Patriarchy and Labour 

In 1884 Friedrich Engels wrote The Origin of the Family, Private Property and the State, a work that aimed to bring a materialist analysis of human development within an economic framework. Most notable was his analysis of the development of the patriarchal formation of the monogamous family and how that formation impacted the state and property. Within this framework, we can analyse patriarchy and its connection to property as one that legitimises inheritance through the paternal bloodline. A further economic analysis reveals the gendered division of labour within society as it develops. Women are expected to work in reproductive labour, that is labour that does not produce value but ensures that value can be produced by the productive labour of the proletarian, which has historically been men under patriarchy. This reproductive labour includes cooking, cleaning, and general housework. This generalisation is not universal, we see women historically working in productive labour within farming, producing goods in the home, and later factory work. While doing this work women have been expected at the same time to do reproductive labour alongside it. 

From this material analysis, Lenin discussed how this specific arrangement emerged under capitalism. In The development of Capitalism in Russia he states that domestic work is the most unsanitary form of capitalist exploitation and the most liberal form of exploitation. Domestic exploitation of women should be at the forefront of the economic analysis of the exploitation of women. While women work for less wages in general than men in the same industries, they are then expected to take up the work of the home, which is often called the second shift. He calls women in this position “a domestic slave, a slave locked up in the bedroom, nursery or kitchen.” This highlights that gendered division is not just economic but also a social division enforced through isolation and expectation. This division fractures working-class solidarity. On housework, Lenin said, “To effect her complete emancipation and make her the equal of the man, it is necessary for housework to be socialised and for women to participate in common productive labour.” Socialising housework removes the burden of unpaid labour off of women in the home and can bring women into the politics and organisation of society through common productive labour. 
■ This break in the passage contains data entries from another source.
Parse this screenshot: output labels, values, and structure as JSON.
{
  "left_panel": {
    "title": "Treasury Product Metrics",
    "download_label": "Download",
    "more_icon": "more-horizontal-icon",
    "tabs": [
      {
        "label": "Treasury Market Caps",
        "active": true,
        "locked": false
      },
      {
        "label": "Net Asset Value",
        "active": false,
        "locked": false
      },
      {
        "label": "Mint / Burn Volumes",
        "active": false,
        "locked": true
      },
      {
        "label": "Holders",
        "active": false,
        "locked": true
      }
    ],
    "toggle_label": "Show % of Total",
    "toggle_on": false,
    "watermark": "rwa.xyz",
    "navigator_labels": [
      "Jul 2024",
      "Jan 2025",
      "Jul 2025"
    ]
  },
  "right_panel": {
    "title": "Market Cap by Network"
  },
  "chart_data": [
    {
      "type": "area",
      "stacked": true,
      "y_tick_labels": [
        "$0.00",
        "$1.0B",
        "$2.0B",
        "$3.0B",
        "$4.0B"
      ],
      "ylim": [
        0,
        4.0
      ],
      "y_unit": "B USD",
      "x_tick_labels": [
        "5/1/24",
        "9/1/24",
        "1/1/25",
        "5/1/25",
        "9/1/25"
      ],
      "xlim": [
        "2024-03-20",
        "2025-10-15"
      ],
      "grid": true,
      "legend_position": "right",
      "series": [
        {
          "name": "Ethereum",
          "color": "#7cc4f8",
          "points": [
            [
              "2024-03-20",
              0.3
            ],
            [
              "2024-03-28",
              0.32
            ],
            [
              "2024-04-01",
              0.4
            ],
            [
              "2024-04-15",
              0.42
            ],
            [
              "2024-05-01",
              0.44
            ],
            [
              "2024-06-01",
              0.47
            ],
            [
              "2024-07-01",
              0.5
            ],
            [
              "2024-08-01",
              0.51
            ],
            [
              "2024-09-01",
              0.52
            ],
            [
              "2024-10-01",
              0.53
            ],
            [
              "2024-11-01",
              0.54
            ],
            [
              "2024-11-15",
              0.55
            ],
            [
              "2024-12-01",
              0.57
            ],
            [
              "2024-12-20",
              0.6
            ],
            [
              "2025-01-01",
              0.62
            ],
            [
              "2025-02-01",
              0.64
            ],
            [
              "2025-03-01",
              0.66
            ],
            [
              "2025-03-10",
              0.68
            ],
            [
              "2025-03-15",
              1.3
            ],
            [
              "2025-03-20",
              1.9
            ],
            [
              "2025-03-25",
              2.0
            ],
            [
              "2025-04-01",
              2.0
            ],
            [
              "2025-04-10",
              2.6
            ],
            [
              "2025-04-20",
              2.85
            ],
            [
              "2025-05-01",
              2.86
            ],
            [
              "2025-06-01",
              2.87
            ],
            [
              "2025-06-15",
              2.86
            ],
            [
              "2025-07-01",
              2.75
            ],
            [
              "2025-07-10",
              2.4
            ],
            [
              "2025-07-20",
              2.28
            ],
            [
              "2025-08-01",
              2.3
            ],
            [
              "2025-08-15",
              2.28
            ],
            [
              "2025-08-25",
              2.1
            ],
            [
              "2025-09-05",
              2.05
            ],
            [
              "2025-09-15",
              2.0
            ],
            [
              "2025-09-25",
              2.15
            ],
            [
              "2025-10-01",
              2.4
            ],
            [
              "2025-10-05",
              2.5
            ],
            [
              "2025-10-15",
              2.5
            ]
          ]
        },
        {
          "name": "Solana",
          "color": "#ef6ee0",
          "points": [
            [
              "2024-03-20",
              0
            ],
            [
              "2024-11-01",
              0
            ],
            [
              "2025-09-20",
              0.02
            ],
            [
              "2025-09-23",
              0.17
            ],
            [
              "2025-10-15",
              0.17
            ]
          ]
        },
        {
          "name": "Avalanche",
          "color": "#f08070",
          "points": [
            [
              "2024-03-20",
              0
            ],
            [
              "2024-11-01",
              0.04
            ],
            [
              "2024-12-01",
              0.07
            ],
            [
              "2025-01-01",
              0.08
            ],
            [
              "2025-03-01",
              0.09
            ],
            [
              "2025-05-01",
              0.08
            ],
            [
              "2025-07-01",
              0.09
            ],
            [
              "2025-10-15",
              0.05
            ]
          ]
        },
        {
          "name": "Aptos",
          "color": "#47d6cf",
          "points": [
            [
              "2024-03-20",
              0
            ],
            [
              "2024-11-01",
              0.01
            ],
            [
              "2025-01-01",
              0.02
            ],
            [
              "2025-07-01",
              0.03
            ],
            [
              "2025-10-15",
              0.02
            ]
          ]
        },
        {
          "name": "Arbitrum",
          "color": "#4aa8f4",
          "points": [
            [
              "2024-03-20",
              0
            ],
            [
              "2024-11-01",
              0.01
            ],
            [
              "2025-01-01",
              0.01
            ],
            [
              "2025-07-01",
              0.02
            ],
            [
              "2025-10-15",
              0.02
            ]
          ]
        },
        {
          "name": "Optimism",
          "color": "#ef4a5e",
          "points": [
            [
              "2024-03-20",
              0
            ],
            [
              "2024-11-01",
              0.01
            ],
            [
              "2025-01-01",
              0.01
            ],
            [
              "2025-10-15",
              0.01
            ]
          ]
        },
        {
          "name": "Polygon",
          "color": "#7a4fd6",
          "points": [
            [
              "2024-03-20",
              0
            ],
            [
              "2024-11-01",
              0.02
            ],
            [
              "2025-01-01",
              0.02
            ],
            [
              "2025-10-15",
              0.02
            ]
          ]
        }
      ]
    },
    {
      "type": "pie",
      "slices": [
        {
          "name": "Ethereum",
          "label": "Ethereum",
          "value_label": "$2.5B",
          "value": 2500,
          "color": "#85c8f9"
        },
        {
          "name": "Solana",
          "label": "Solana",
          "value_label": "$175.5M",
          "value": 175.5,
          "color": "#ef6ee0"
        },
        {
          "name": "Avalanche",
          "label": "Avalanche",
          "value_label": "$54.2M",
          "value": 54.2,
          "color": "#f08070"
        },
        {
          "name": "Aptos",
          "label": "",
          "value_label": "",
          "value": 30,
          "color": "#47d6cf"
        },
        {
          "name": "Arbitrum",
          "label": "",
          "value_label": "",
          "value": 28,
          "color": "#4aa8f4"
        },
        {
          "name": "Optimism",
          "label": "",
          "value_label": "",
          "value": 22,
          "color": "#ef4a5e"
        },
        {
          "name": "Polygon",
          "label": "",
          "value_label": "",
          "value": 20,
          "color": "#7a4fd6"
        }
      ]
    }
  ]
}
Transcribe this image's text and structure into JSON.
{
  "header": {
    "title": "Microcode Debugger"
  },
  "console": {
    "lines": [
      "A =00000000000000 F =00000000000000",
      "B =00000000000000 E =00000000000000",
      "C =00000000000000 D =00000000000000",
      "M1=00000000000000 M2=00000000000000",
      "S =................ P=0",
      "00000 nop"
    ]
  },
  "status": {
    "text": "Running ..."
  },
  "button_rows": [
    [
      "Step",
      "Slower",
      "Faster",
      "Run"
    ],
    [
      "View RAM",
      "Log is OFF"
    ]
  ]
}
Silvia Federici’s Caliban and the Witch offers a new Marxist-Feminist analysis. Federici argues that women who were moving from the countryside to the cities due to privatisation of lands and the enclosure of the commons were having their work devalued and were subject to prosecution. This can be seen in ale brewing and midwifery which were restricted while domestic servitude, spinning and other domestic work became expected of women. The argument Federici makes is that as capitalism developed women were expected to stay at home doing reproductive labour and not work outside the home. Guilds were told to overlook women’s labour and the work women did became devalued, it was not seen as real work. This continues today with much of women’s labour unpaid. This devaluation and expectation for women to stay in the home led to the expectation that a wage was the man’s domain and the reproduction of workers, both through reproductive labour and literal reproduction, was the expectation of women in society. Federici argues patriarchy is not solely economic but also social. 

This article explored an evolving Marxist tradition on the question, specifically between the historical definition of women as socially constructed. Further questions require analysis such as how trans people or others in the queer community such as gay men or lesbians relate to gender relations as socially defined and historically seen.